Я пожалела, что не уделяла достаточно внимания своим урокам латыни. Бывало, няня утешала меня, когда я заливалась слезами досады из-за ошибок в учебе, понимая, что даже моя младшая сестра умнее меня: "Ничего, вы такая хорошенькая, что это не имеет значения".
– Si vis, nos ignosce, serae sumus , – спохватилась Джейн Дормер, беря меня за руку и готовясь уйти.
– Vos apud nuptias videbo , – сказал Фериа. Единственное слово, которое я поняла, – "nuptias", что означает "свадьба".
Оказавшись в коридоре, я толкнула Джейн в бок и шепнула:
– Вы кое-кому нравитесь!
– Невозможно ведь, чтобы все кавалеры достались вам, – с застенчивой улыбкой парировала она.
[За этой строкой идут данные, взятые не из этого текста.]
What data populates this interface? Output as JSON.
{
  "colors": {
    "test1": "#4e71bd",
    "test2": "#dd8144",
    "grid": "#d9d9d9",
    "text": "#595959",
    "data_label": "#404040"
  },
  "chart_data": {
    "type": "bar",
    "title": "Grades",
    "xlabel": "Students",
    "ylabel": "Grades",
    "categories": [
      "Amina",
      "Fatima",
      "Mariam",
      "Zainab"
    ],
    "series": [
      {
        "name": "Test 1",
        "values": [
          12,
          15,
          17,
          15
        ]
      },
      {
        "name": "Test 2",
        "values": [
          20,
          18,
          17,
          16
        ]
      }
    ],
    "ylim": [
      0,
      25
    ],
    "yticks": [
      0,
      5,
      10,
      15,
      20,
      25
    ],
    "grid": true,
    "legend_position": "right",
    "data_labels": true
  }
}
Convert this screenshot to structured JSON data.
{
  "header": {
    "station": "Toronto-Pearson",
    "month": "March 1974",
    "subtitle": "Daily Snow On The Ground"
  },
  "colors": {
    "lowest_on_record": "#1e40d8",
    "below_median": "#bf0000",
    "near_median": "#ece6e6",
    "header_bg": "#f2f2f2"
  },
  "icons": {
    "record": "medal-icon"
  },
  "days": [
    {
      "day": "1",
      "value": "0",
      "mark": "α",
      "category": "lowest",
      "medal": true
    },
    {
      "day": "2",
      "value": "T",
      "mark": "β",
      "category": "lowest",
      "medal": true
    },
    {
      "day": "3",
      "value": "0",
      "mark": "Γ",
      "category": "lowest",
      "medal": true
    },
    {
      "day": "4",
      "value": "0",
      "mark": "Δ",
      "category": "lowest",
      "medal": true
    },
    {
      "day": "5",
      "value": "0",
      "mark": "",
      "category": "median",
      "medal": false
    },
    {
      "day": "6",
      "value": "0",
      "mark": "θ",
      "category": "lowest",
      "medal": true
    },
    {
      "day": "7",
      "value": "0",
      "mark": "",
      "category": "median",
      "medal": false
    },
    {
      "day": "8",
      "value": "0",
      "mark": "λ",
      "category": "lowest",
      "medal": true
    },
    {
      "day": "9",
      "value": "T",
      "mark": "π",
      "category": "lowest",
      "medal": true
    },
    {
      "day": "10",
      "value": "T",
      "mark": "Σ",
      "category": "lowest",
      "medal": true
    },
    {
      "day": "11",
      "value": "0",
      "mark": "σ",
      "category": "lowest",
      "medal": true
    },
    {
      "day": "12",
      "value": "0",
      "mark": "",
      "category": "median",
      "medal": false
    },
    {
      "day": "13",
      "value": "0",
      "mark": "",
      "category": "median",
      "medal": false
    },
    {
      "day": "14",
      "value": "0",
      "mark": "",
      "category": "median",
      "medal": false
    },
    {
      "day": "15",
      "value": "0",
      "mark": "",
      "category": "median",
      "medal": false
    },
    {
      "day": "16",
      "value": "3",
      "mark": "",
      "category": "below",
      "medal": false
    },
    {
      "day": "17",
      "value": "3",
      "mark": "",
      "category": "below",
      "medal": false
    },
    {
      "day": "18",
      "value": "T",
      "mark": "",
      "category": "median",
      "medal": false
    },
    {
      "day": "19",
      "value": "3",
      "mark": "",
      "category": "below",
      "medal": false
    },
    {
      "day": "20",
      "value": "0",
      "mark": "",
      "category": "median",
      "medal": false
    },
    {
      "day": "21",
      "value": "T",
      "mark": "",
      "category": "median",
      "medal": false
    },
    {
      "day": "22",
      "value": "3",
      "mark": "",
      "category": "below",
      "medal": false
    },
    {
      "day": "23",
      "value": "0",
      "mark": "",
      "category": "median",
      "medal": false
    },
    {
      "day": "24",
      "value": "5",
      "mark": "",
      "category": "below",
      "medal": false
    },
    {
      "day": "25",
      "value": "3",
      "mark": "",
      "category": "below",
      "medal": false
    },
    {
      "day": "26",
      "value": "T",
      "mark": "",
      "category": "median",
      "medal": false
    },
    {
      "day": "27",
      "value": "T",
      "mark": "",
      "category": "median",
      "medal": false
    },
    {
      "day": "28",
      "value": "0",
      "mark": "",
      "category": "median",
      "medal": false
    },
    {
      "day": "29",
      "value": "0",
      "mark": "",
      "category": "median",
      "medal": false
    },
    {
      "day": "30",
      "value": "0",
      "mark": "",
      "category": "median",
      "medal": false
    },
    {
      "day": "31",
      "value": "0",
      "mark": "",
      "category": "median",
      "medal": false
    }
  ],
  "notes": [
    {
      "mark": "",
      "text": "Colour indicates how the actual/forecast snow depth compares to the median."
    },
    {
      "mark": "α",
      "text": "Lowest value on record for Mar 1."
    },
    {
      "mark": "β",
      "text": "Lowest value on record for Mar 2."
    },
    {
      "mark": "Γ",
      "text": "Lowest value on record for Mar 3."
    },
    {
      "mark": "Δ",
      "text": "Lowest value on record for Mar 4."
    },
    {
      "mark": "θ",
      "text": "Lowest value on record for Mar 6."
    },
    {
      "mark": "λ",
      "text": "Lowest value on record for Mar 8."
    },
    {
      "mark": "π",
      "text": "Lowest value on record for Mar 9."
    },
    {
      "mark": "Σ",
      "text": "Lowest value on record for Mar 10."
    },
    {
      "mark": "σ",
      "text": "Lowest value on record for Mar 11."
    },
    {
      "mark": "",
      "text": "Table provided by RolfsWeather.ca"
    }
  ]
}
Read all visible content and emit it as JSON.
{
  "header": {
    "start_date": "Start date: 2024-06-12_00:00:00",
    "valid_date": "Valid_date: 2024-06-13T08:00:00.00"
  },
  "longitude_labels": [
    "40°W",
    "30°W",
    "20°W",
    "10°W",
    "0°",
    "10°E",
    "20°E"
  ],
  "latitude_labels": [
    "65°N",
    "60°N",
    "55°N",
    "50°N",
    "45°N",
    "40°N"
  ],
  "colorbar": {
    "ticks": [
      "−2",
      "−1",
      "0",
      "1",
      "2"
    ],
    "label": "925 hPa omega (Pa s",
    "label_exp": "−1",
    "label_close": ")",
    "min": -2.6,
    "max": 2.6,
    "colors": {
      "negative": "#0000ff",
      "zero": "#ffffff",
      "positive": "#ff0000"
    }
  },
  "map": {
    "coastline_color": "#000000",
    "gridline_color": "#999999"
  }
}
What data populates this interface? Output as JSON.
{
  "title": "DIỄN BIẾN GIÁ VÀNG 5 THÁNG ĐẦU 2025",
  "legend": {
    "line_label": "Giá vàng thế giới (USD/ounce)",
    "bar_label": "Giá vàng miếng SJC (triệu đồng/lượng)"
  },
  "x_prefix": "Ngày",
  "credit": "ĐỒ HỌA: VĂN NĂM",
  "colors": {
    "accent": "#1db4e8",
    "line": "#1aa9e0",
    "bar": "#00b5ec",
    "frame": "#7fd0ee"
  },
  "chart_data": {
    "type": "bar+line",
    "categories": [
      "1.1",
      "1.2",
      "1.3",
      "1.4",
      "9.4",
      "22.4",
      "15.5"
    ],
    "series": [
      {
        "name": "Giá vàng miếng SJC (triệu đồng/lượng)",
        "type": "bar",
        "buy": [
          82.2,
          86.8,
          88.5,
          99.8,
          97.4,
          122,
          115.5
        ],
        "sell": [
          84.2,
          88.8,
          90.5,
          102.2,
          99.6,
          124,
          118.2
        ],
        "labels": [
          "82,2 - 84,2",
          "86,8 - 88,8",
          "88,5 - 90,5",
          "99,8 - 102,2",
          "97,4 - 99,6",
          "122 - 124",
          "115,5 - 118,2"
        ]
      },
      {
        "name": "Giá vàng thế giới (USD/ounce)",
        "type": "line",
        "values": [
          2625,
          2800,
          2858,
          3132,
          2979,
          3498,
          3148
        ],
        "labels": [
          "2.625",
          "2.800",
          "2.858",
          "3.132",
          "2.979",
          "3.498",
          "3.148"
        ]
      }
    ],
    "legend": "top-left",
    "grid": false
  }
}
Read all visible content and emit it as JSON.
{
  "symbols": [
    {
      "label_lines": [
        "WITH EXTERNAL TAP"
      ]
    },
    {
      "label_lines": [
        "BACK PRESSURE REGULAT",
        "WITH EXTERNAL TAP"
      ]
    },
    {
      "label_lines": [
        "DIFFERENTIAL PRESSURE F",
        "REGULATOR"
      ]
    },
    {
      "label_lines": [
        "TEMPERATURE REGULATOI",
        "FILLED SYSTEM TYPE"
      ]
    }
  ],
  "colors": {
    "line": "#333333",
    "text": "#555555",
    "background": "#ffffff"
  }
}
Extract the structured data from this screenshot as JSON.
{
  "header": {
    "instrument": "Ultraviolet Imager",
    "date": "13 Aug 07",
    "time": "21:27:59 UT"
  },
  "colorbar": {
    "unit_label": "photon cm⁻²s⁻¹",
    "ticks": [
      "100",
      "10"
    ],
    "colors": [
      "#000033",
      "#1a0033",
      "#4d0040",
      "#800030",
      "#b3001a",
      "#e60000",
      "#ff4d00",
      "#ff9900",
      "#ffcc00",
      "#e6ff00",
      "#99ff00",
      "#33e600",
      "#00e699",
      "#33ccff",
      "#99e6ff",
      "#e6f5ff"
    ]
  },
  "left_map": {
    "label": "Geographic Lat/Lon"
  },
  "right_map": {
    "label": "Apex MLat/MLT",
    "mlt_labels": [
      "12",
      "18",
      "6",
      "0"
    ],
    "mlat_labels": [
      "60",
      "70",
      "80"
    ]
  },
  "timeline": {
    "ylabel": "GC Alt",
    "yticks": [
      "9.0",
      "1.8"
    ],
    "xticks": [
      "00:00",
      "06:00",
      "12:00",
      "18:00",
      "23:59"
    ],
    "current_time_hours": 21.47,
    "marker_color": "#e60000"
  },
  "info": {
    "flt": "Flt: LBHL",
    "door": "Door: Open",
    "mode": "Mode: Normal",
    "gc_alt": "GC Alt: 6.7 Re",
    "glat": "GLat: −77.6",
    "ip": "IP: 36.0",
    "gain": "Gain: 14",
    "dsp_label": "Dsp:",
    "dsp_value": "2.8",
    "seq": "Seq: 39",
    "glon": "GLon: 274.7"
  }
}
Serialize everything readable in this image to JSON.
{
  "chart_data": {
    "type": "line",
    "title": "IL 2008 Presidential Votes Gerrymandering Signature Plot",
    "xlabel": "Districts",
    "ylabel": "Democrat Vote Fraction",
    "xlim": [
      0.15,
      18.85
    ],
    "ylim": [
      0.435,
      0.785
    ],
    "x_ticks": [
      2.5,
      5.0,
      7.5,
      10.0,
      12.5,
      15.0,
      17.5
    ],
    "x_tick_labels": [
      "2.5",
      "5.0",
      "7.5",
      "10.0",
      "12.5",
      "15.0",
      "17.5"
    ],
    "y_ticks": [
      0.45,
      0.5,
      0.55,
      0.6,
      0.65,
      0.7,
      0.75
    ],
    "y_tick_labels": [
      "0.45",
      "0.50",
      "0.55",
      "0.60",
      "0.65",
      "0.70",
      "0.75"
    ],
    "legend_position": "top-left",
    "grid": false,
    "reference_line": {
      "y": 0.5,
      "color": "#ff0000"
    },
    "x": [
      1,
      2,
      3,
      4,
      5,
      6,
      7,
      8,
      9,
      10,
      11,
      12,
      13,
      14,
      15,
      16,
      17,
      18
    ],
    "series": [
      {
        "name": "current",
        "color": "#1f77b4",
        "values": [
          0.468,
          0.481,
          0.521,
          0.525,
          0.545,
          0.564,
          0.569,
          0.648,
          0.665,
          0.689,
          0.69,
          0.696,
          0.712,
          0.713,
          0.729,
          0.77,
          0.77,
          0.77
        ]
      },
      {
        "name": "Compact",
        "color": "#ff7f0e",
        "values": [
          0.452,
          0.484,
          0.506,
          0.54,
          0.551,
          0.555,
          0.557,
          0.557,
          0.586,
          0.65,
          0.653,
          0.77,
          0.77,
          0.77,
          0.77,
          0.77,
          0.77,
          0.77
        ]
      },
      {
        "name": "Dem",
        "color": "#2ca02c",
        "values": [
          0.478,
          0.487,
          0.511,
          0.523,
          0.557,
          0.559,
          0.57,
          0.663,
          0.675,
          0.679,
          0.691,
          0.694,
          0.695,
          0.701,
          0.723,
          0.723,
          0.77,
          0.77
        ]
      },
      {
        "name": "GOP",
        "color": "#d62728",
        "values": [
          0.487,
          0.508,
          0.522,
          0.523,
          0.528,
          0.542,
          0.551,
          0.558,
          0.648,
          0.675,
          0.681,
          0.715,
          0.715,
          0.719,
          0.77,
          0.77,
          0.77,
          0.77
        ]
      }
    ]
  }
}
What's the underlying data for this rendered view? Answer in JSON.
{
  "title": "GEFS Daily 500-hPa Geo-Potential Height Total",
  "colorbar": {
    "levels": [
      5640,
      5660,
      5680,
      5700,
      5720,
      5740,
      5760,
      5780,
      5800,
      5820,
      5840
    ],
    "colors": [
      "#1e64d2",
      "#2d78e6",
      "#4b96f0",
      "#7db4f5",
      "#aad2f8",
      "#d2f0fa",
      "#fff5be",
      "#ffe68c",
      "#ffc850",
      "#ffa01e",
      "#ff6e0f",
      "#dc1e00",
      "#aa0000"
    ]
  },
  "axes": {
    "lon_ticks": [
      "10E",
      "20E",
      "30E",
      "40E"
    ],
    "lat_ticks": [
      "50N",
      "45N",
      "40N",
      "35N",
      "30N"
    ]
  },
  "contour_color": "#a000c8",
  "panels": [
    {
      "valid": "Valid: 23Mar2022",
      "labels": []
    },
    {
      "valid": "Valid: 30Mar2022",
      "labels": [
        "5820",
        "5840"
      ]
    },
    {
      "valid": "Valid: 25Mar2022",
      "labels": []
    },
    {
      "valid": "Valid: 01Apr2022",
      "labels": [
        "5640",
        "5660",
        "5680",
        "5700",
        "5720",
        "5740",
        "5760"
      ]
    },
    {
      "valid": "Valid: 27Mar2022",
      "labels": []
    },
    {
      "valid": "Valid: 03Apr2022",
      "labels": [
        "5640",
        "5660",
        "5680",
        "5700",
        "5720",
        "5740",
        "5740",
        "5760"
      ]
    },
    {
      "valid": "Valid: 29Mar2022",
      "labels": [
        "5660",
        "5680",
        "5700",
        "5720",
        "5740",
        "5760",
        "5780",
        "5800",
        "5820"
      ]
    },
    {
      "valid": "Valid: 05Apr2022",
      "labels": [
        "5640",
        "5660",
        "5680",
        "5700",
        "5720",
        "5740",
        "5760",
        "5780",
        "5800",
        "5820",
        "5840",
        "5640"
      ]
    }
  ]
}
– Да. Испанец остается за вами!
Джейн достаточно хорошо меня знала; она понимала: я хочу, чтобы все желали меня. Я ничего не могла с собой поделать. Именно это помогало мне не думать о том, что я предпочла бы забыть. Я снова принялась мечтать о Гарри Герберте. При одной мысли о том, что скоро я его увижу, меня охватывало волнение. Я знала, что он будет в числе англичан, которые вошли в свиту Филиппа Испанского, и была рада, что выпросила у Магдален Дакр башмаки на деревянной подошве, потому что в них я кажусь выше. Она, правда, уверяла, что в них невозможно долго ходить, но я тренировалась все утро и ходила туда-сюда по коридору, пока не привыкла к новому ощущению; наверное, я справлюсь неплохо.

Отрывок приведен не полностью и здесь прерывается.